Survey and investigation coordination agents are in expanded pilot at a subset of insurers, including HDFC Ergo and Go Digit. These agents assign surveyors based on geography, specialisation, and load, schedule inspections with the insured, and track report submission. The scope involves external parties (panel surveyors, investigators) which introduces coordination complexity but does not involve direct decisions on policyholder outcomes.

Reserve recommendation agents with human approval are in production at three or four large insurers for claims below defined thresholds. Coverage interpretation agents are in advisory production, meaning the agent's output is displayed to the claims officer but the officer makes the decision.

Underwriting agents, those that score risks, recommend pricing, or prepare quotes, are largely at pilot stage. ICICI Lombard's SME co-pilot and Sarvada Intelligence's commercial underwriting agents are among the most advanced deployments, operating with human underwriter approval on the final bind decision. The caution reflects both the commercial significance of underwriting decisions and the regulatory expectation that pricing decisions be explicable and defensible.

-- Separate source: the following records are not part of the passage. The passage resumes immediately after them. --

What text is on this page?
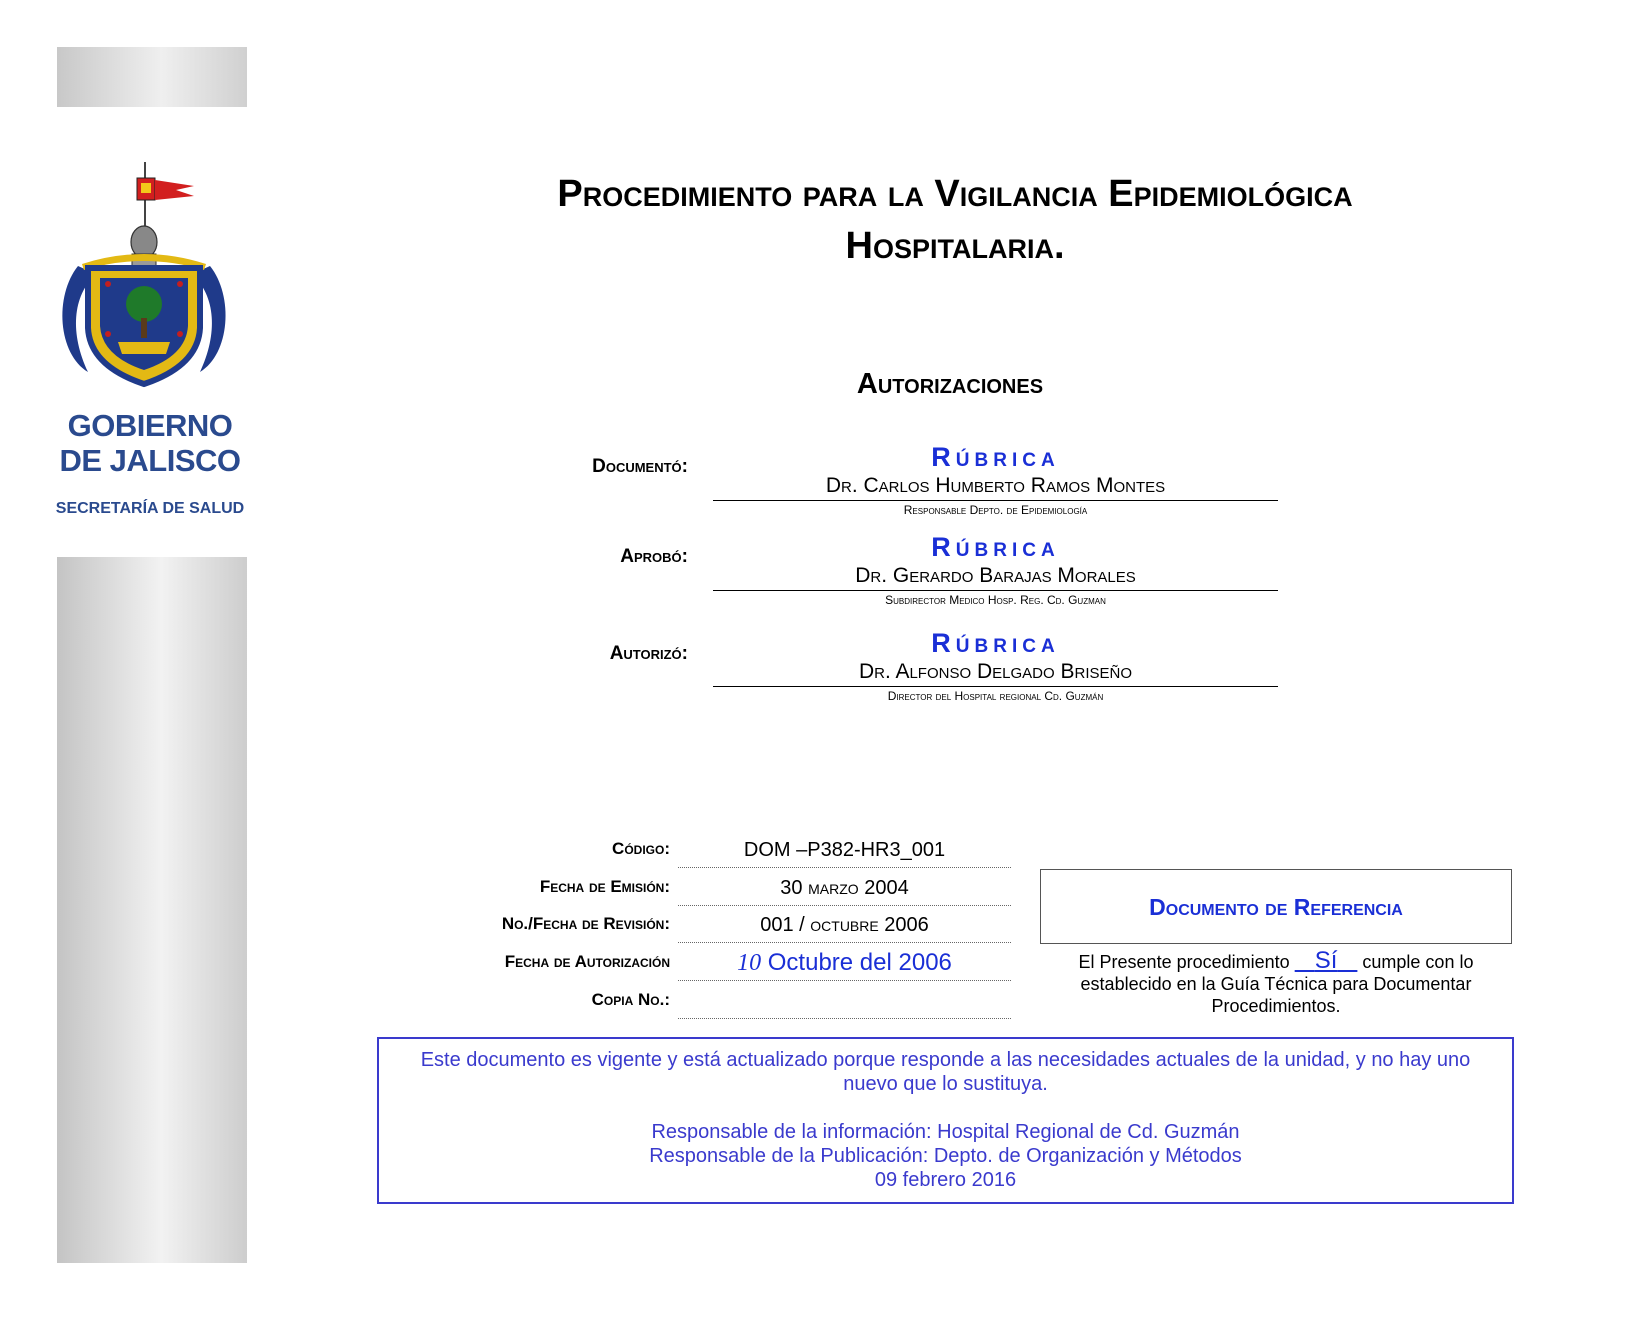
GOBIERNO
DE JALISCO
SECRETARÍA DE SALUD
Procedimiento para la Vigilancia Epidemiológica
Hospitalaria.
Autorizaciones
Documentó:	Rúbrica
Dr. Carlos Humberto Ramos Montes
Responsable Depto. de Epidemiología
Aprobó:	Rúbrica
Dr. Gerardo Barajas Morales
Subdirector Medico Hosp. Reg. Cd. Guzman
Autorizó:	Rúbrica
Dr. Alfonso Delgado Briseño
Director del Hospital regional Cd. Guzmán
Código:	DOM –P382-HR3_001
Fecha de Emisión:	30 marzo 2004
No./Fecha de Revisión:	001 / octubre 2006
Fecha de Autorización	10 Octubre del 2006
Copia No.:
Documento de Referencia
El Presente procedimiento Sí cumple con lo establecido en la Guía Técnica para Documentar Procedimientos.
Este documento es vigente y está actualizado porque responde a las necesidades actuales de la unidad, y no hay uno nuevo que lo sustituya.
Responsable de la información: Hospital Regional de Cd. Guzmán
Responsable de la Publicación: Depto. de Organización y Métodos
09 febrero 2016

Binding and policy issuance agents are not in production for commercial insurance. The combination of regulatory scrutiny, commercial risk, and the complexity of policy wording production keeps these workflows in human hands for now. The trajectory of the next 18 to 24 months is likely to see agents take on progressively more of the upstream workflow, with humans retaining the authority to bind, to deny, and to settle, until confidence in autonomous systems and regulatory acceptance catch up with the underlying capability.